Cuando el hijo pródigo es el otro
FEDERICO MARÍN BELLÓN
Autor de películas fabulosas, como «En el nombre del padre» y «The boxer», el irlandés Jim Sheridan construye un drama sutilmente antibelicista (como si fuera posible estar a favor de la guerra, que lo es), en el que primero ensalza al héroe para después desnudar sus miserias sin caer nunca en el panfleto a dos tintas. Su hombre en el frente es el arácnido Tobey Maguire, que intenta despojarse de su fama de blandito con un paso por el endocrino de los que a otros les garantiza el Oscar.

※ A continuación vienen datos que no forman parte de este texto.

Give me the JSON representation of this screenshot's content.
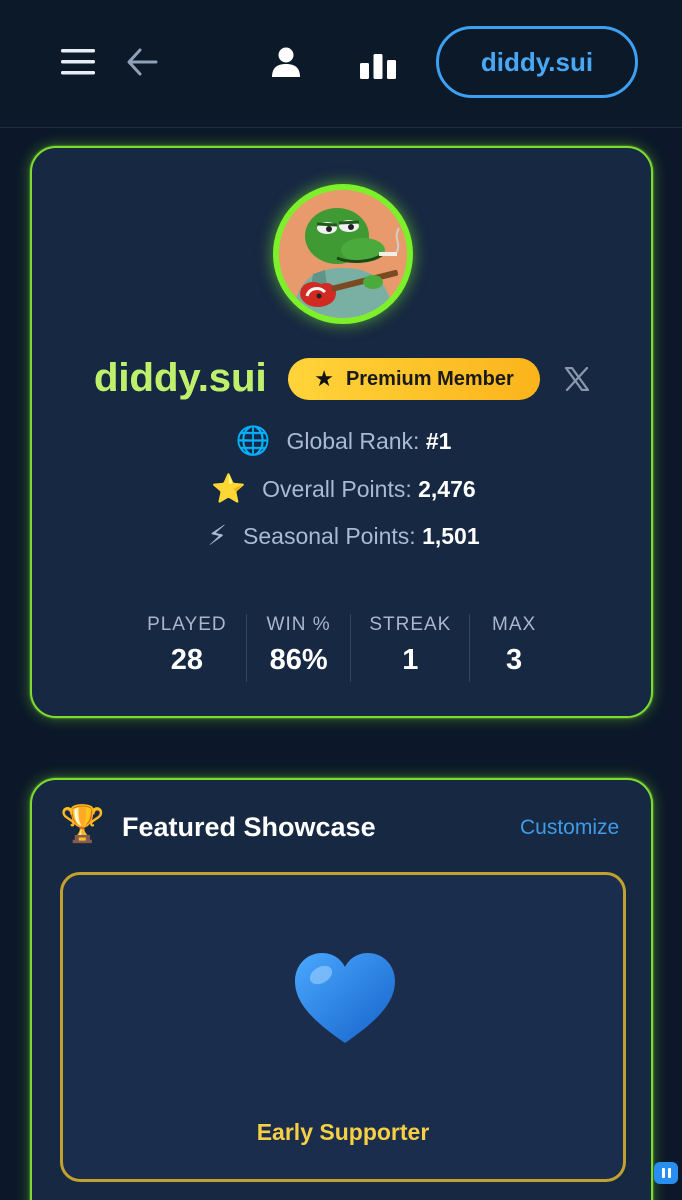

Sheridan pisa lo justo el frente de batalla para concentrarse en el infierno interior, el sentimiento de culpa y el crimen sin castigo, mientras reflexiona sobre el envío a granel de muchachos, en los mejores años de nuestra vida, al lugar donde se forjan los héroes, pero también no pocos psicópatas. El tema es recurrente en el cine americano, aunque en este caso la idea provenga de la película homónima de la danesa Susanne Bier. No menos interesante es la revisión de la parábola del hijo pródigo, con ayuda de un padre (el excelente actor y escritor Sam Shepard) que antepone las enseñanzas del Ejército a las del Nuevo Testamento, y de un hijo, Jake Gyllenhaal, paladín de la escuela del actor atormentado.
El talón de Aquiles de la película es su forma de resolver algún conflicto por la vía fácil. El destino de la cinta de vídeo, por ejemplo, (y hasta ahí se puede leer) podría haber llevado al protagonista a situaciones de una complejidad más apetitosa. Tampoco Natalie Portman, tan hermosa como fría, termina de implicarse, lo que suple la hija mayor, una miniactriz algo feíta para la ensalada de genes recibida pero un portento cuando la situación lo requiere.